Income to be slashed by 50% for new Pensioners

New pensioners warned that retirement will slash their income by up to 50%

Many underestimate how long they’ll live and how much cash they’ll need
Lack of savings and low interest rates on annuities compounding problem
Londoners will lose 48% of income, average Briton will suffer drop of 39%
Most will see their annual income drop from £19,000 to £11,600

PUBLISHED: 09:12, 5 June 2013 | UPDATED: 09:44, 5 June 2013

Britons can expect their income to be slashed by up to 50 per cent when they hit retirement, with the majority having to live on less than £12,000 a year, it was revealed today.
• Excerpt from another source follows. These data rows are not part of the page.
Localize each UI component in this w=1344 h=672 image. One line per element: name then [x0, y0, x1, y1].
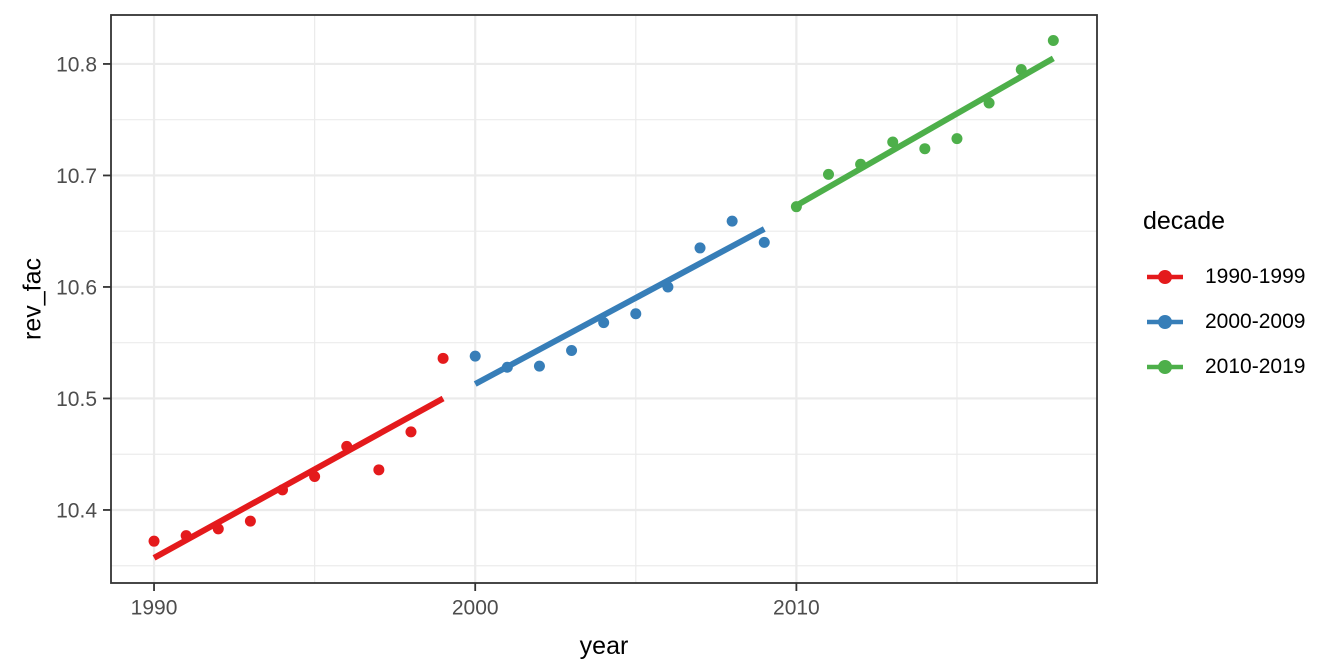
data-point	[726, 215, 738, 227]
y-tick-label: 10.5	[56, 388, 97, 411]
legend-title: decade	[1143, 207, 1226, 235]
legend-key-point	[1158, 270, 1172, 284]
data-point	[469, 350, 481, 362]
trend-line	[794, 55, 1055, 209]
data-point	[694, 242, 706, 254]
legend-entry-label: 1990-1999	[1205, 265, 1306, 288]
x-tick-label: 1990	[131, 597, 178, 620]
y-tick-label: 10.6	[56, 276, 97, 299]
legend-entry: 2010-2019	[1143, 350, 1305, 384]
y-tick-label: 10.4	[56, 499, 97, 522]
legend-entry: 1990-1999	[1143, 260, 1305, 294]
legend-entry: 2000-2009	[1143, 305, 1305, 339]
data-point	[533, 360, 545, 372]
legend-key-icon	[1147, 270, 1183, 284]
panel-border	[110, 14, 1098, 584]
legend-key-icon	[1147, 360, 1183, 374]
legend-key-point	[1158, 315, 1172, 329]
data-point	[244, 515, 256, 527]
data-point	[758, 236, 770, 248]
y-tick-label: 10.8	[56, 53, 97, 76]
data-point	[822, 168, 834, 180]
legend-entry-label: 2010-2019	[1205, 355, 1306, 378]
x-tick-label: 2000	[452, 597, 499, 620]
x-tick-label: 2010	[773, 597, 820, 620]
trend-line	[473, 226, 766, 387]
legend-entries: 1990-1999 2000-2009 2010-2019	[1143, 260, 1305, 384]
data-point	[373, 464, 385, 476]
data-point	[887, 136, 899, 148]
legend: decade 1990-1999 2000-2009 2010-2019	[1143, 207, 1305, 395]
legend-key-point	[1158, 360, 1172, 374]
data-point	[405, 426, 417, 438]
data-point	[951, 133, 963, 145]
data-point	[437, 352, 449, 364]
data-point	[983, 97, 995, 109]
data-point	[148, 535, 160, 547]
data-point	[630, 308, 642, 320]
legend-key-icon	[1147, 315, 1183, 329]
data-point	[566, 345, 578, 357]
y-tick-label: 10.7	[56, 165, 97, 188]
data-point	[919, 143, 931, 155]
legend-entry-label: 2000-2009	[1205, 310, 1306, 333]
x-axis-title: year	[579, 632, 629, 660]
data-point	[1047, 35, 1059, 47]
y-axis-title: rev_fac	[18, 258, 47, 340]
trend-line	[152, 395, 445, 561]
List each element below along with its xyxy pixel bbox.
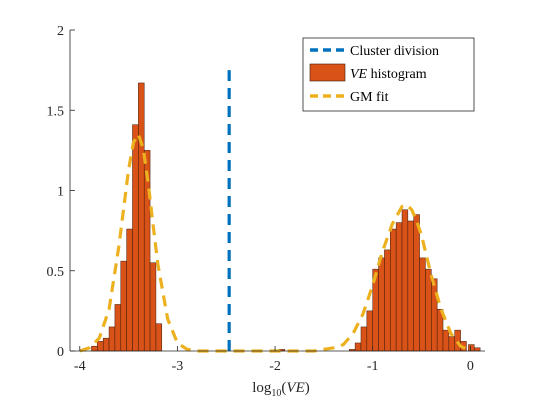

Experts have warned that people who choose to rely on pension pay-outs to survive are ‘likely to suffer a nasty shock’ when they stop work.

This is because too many underestimate how long they are going to live for and how much cash they will need to live on.

Official figures from HM Revenue and Customs show that while the average UK worker earns £19,000, this will drop 39 per cent to £11,600 when they start claiming their state pension and a private pension if they have one.

Londoners will be worst hit with their income falling 48 per cent from £19,900 to £11,900, followed by those living in the Home Counties who face losing between 42 and 45 per cent a year.

Those living in the East of England will suffer a 40 per cent drop on average.

But Dorset residents are considered the best off, as their income will only drop by 29 per cent, as they earn a lower average wage while working.

Tom McPhail, a pensions expert at IFA Hargreaves Lansdown, said: ‘Typically, they (Britons) start too late, save too little and expect too much. Linking projected post-retirement income to current earnings makes sense as it helps to plan that transition from work to retirement.

‘Everyone should take the time to find out how much is bring paid into their retirement savings, what kind of income it might produce and when they can expect to retire. A comfortable retirement won’t happen by accident.’

The problem is that not enough Britons have savings and there are rock-bottom interest rates on annuities – the guaranteed income individuals buy from a pension pot.

As well as falling interest rates, poor stock market investment returns and greater life expectancy have also seriously devalued annuities over the past few decades.

In the early Nineties someone with a £100,000 pension pot might have retired on an annual income of £18,000. Today the same savings would give an annual income of nearer £6,000.

Partnership, a leading British annuity provider, has provided the analysis of HMRC’s data, from 2010/2011.
Andrew Megson, managing director of retirement at Partnership, said: ‘While people in retirement are likely to have fewer outgoings, it is still hard to imagine that anyone would not feel the pinch if they lost a third of their income overnight.

‘Even if their pension is topped up by income from savings and investments, or part-time work, it is still likely to be quite a shock.’